As if an angel dropp’d down from the clouds,

To turn and wind a fiery Pegasus

And witch the world with noble horsemanship.

Hot.No more, no more: worse than the sun in March

This praise doth nourish agues. Let them come;

They come like sacrifices in their trim,

And to the fire-ey’d maid of smoky war

All hot and bleeding will we offer them:

The mailed Mars shall on his altar sit

Up to the ears in blood. I am on fire

To hear this rich reprisal is so nigh

And yet not ours.

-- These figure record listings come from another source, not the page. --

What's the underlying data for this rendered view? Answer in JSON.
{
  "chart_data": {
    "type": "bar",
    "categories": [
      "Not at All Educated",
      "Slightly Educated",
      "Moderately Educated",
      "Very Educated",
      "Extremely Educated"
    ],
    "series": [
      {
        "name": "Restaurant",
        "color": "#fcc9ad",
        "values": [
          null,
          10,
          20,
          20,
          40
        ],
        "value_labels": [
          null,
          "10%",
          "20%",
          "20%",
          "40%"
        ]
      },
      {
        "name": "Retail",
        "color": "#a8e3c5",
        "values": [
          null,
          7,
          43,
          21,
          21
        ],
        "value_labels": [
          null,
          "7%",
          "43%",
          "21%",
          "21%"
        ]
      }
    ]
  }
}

Come, let me taste my horse,

Who is to bear me like a thunderbolt

Against the bosom of the Prince of Wales:

Harry to Harry shall, hot horse to horse,

Meet and ne’er part till one drop down a corse.

O! that Glendower were come.

Ver.There is more news:

I learn’d in Worcester, as I rode along,

He cannot draw his power these fourteen days.

Doug.That’s the worst tidings that I hear of yet.

Wor.Ay, by my faith, that bears a frosty sound.

Hot.What may the king’s whole battle reach unto?

Ver.To thirty thousand.

Hot.Forty let it be:

My father and Glendower being both away,

The powers of us may serve so great a day.

Come, let us take a muster speedily:

Doomsday is near; die all, die merrily.

Doug.Talk not of dying: I am out of fear

Of death or death’s hand for this one half year.[Exeunt.